Starmer Hükümet kurma çalışmalarını sürdürürken Avam Kamarası, muhtemelen yarın (8 Temmuz pazartesi) ilk toplantısını yapacak.
Meclisin ilk işi Başkanını seçmektir
Bu amaçla İngilizlerin ne kadar gelenekçi olduklarını bir kez daha ortaya koymak amacıyla Avam Kamarası Başkanının nasıl seçildiğini anlatarak yazıma son vermek istiyorum.
Önce “Meclisin Babası”nın (Father of the House) kim olduğu tesbit edilir.. Bizde TBMM’nin ilk oturumuna en yaşlı ütesinin başkanlık ettiğini bilirsiniz. İngilizlerde, en yaşlı değil de en kıdemli, yani kesintisiz olarak en uzun süre görev yapan üye “Meclisin Babası”dır. Yeni oluşumunda “Meclisin Babası” 1983’ten beri milletvekili olan, İşçi Partili Sir Edward Leigh’tir.

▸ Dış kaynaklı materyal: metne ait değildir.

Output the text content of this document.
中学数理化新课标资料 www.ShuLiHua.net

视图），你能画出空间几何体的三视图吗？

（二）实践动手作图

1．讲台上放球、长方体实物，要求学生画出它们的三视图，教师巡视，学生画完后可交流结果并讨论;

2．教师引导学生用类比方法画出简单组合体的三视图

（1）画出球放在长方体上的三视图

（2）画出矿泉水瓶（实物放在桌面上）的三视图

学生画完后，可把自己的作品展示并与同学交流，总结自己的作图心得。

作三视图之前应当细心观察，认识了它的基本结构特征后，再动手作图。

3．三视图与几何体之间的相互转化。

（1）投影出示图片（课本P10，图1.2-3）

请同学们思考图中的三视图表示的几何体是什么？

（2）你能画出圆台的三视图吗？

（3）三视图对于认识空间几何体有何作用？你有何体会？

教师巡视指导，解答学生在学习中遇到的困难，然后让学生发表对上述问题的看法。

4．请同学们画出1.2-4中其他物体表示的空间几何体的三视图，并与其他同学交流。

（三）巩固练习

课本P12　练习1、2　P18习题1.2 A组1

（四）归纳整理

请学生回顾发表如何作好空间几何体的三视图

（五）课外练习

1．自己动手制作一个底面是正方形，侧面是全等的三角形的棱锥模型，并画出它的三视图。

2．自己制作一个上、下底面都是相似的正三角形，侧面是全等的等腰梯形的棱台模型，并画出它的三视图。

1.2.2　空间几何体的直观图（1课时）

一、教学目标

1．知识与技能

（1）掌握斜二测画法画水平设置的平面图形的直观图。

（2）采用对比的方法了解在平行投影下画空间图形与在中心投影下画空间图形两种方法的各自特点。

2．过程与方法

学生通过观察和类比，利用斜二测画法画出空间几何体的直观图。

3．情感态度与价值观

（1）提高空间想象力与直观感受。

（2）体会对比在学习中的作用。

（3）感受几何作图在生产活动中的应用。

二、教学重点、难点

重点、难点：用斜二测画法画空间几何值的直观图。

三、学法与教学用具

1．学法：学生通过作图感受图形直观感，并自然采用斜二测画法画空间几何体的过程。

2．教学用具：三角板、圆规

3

Milletvekilleri “Baba”nın peşine takılıp Westminster Binası içindeki Avam Kamarasından Lordlar Kamarasına kadar giderler. “Baba” kapıyı çalar. Kendisine, Kralın Avam Kamarası Başkanının seçilmesini emreden mesajı tebliğ olunur. Hep birlikte Avam Kamarasına dönülür. “Baba”nın başkanlığında adaylar tesbit edilir ve seçime geçilir. Seçilebilmek için oyların yarıdan fazlasının alınması şarttır. İlk turda bu sağlamazsa en az oy alan aday elenir ve ikinci tura geçilir. Bu süreç adaylardan birinin %50’yi geçmesine değin sürdürülür.

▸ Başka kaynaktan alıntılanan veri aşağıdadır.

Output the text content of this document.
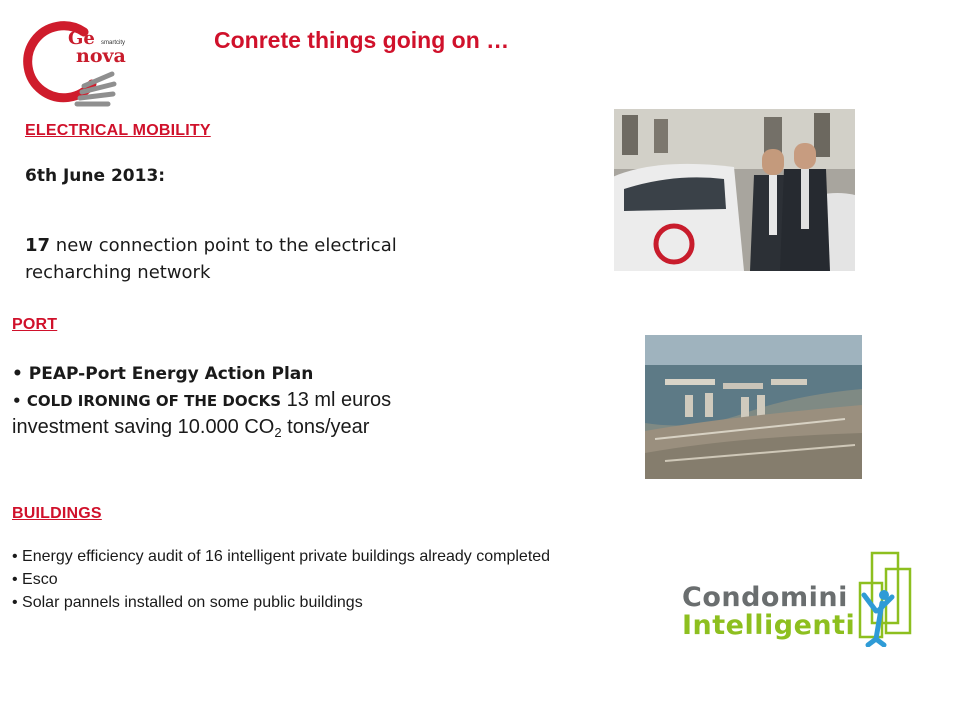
Ge smartcity
nova
Conrete things going on …
ELECTRICAL MOBILITY
6th June 2013:
17 new connection point to the electrical recharching network
PORT
• PEAP-Port Energy Action Plan
• COLD IRONING OF THE DOCKS 13 ml euros
investment saving 10.000 $CO_2$ tons/year
BUILDINGS
• Energy efficiency audit of 16 intelligent private buildings already completed
• Esco
• Solar pannels installed on some public buildings	Condomini
Intelligenti
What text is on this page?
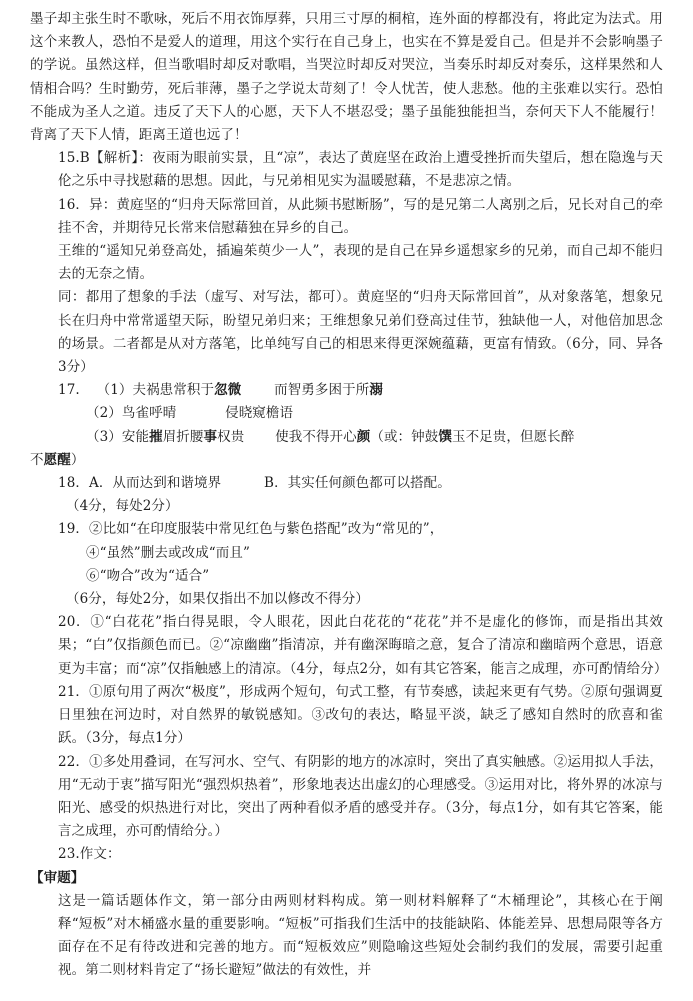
墨子却主张生时不歌咏，死后不用衣饰厚葬，只用三寸厚的桐棺，连外面的椁都没有，将此定为法式。用这个来教人，恐怕不是爱人的道理，用这个实行在自己身上，也实在不算是爱自己。但是并不会影响墨子的学说。虽然这样，但当歌唱时却反对歌唱，当哭泣时却反对哭泣，当奏乐时却反对奏乐，这样果然和人情相合吗？生时勤劳，死后菲薄，墨子之学说太苛刻了！令人忧苦，使人悲愁。他的主张难以实行。恐怕不能成为圣人之道。违反了天下人的心愿，天下人不堪忍受；墨子虽能独能担当，奈何天下人不能履行！背离了天下人情，距离王道也远了！

15.B【解析】：夜雨为眼前实景，且“凉”，表达了黄庭坚在政治上遭受挫折而失望后，想在隐逸与天伦之乐中寻找慰藉的思想。因此，与兄弟相见实为温暖慰藉，不是悲凉之情。

16．异：黄庭坚的“归舟天际常回首，从此频书慰断肠”，写的是兄第二人离别之后，兄长对自己的牵挂不舍，并期待兄长常来信慰藉独在异乡的自己。

王维的“遥知兄弟登高处，插遍茱萸少一人”，表现的是自己在异乡遥想家乡的兄弟，而自己却不能归去的无奈之情。

同：都用了想象的手法（虚写、对写法，都可）。黄庭坚的“归舟天际常回首”，从对象落笔，想象兄长在归舟中常常遥望天际，盼望兄弟归来；王维想象兄弟们登高过佳节，独缺他一人，对他倍加思念的场景。二者都是从对方落笔，比单纯写自己的相思来得更深婉蕴藉，更富有情致。（6分，同、异各3分）

17. （1）夫祸患常积于忽微 而智勇多困于所溺

（2）鸟雀呼晴	侵晓窥檐语

（3）安能摧眉折腰事权贵 使我不得开心颜（或：钟鼓馔玉不足贵，但愿长醉

不愿醒）

18．A．从而达到和谐境界	B．其实任何颜色都可以搭配。

（4分，每处2分）

19．②比如“在印度服装中常见红色与紫色搭配”改为“常见的”，

④“虽然”删去或改成“而且”

⑥“吻合”改为“适合”

（6分，每处2分，如果仅指出不加以修改不得分）

20．①“白花花”指白得晃眼，令人眼花，因此白花花的“花花”并不是虚化的修饰，而是指出其效果；“白”仅指颜色而已。②“凉幽幽”指清凉，并有幽深晦暗之意，复合了清凉和幽暗两个意思，语意更为丰富；而“凉”仅指触感上的清凉。（4分，每点2分，如有其它答案，能言之成理，亦可酌情给分）

21．①原句用了两次“极度”，形成两个短句，句式工整，有节奏感，读起来更有气势。②原句强调夏日里独在河边时，对自然界的敏锐感知。③改句的表达，略显平淡，缺乏了感知自然时的欣喜和雀跃。（3分，每点1分）

22．①多处用叠词，在写河水、空气、有阴影的地方的冰凉时，突出了真实触感。②运用拟人手法，用“无动于衷”描写阳光“强烈炽热着”，形象地表达出虚幻的心理感受。③运用对比，将外界的冰凉与阳光、感受的炽热进行对比，突出了两种看似矛盾的感受并存。（3分，每点1分，如有其它答案，能言之成理，亦可酌情给分。）

23.作文：

【审题】

这是一篇话题体作文，第一部分由两则材料构成。第一则材料解释了“木桶理论”，其核心在于阐释“短板”对木桶盛水量的重要影响。“短板”可指我们生活中的技能缺陷、体能差异、思想局限等各方面存在不足有待改进和完善的地方。而“短板效应”则隐喻这些短处会制约我们的发展，需要引起重视。第二则材料肯定了“扬长避短”做法的有效性，并
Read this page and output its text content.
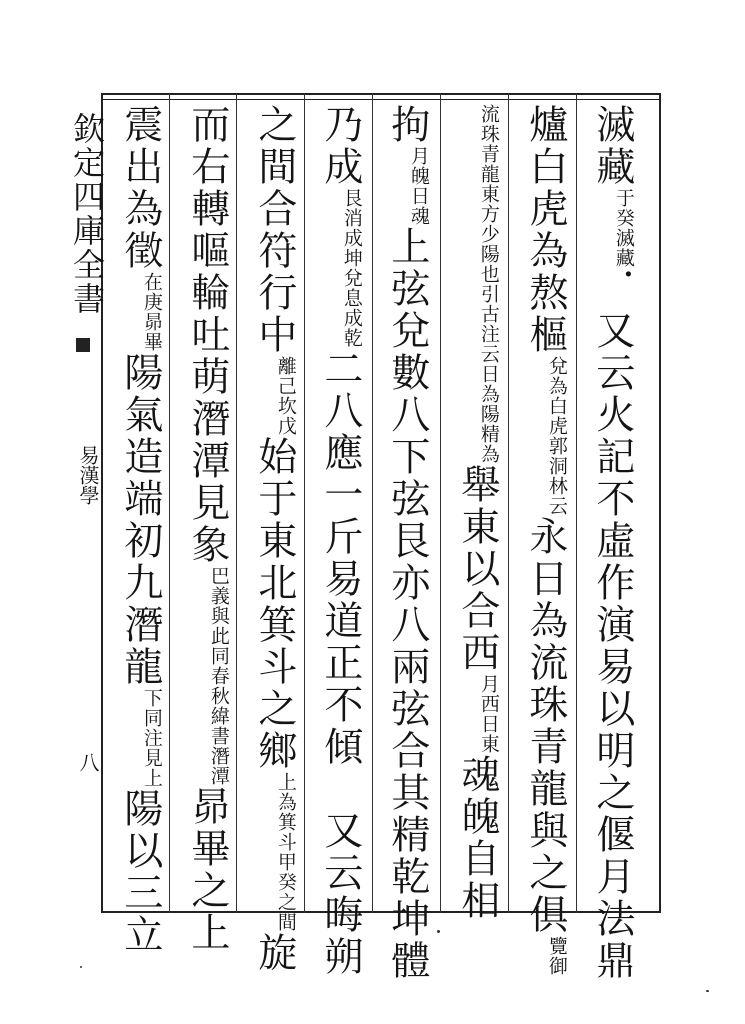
欽定四庫全書
易漢學
八
滅藏
滅藏
于癸
．又云火記不虛作演易以明之偃月法鼎
爐白虎為熬樞
郭洞林云
兌為白虎
永日為流珠青龍與之俱
御
覽
引古注云日為陽精為
流珠青龍東方少陽也
舉東以合西
日東
月西
魂魄自相
拘
日魂
月魄
上弦兌數八下弦艮亦八兩弦合其精乾坤體
乃成
兌息成乾
艮消成坤
二八應一斤易道正不傾　又云晦朔
之間合符行中
坎戊
離己
始于東北箕斗之鄉
甲癸之間
上為箕斗
旋
而右轉嘔輪吐萌潛潭見象
春秋緯書潛潭
巴義與此同
昴畢之上
震出為徵
昴畢
在庚
陽氣造端初九潛龍
注見上
下同
陽以三立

Seçim nihayet tamamlanınca komedi başlar. Milletvekilleri yeni seçilen Başkanı yaka paça kargatulumba, iterek, çekerek, sürükleyerek makamına getirip koltuğuna oturturlar. Bu geleneksel komedinin kökü tarihe dayanır. Yüzyıllar önce, Avam Kamarasının görüşlerini, isteklerini Krala iletmekle görevli olan Başkanının söylediklerini beğenmediği takdirde Kral (veya Kraliçe) Atalarımızın “Tiz alın kellesini” buruğunun İngilizcesini söyleyip Meclis Başkanını öldürme yetkisine sahipmiş. Bu nedenle kimse Avam kamarası Başkanlığını üstlenmek istemez, seçildiğinde o koltuğa oturmamak için direndiğinden dolayı milletvekilleri tarafından makamına karga tulumba götürülüp oturtulurmuş.
Şimdi artık Kralın (veya Kraliçenin) böyle bir yetkisi yok ama bu komik gelenek hala sürdürülüyor.
Bakalım Avam Kamarası ilk toplantısı sonunda hangi üyesini karga tulumba makamına oturtacak.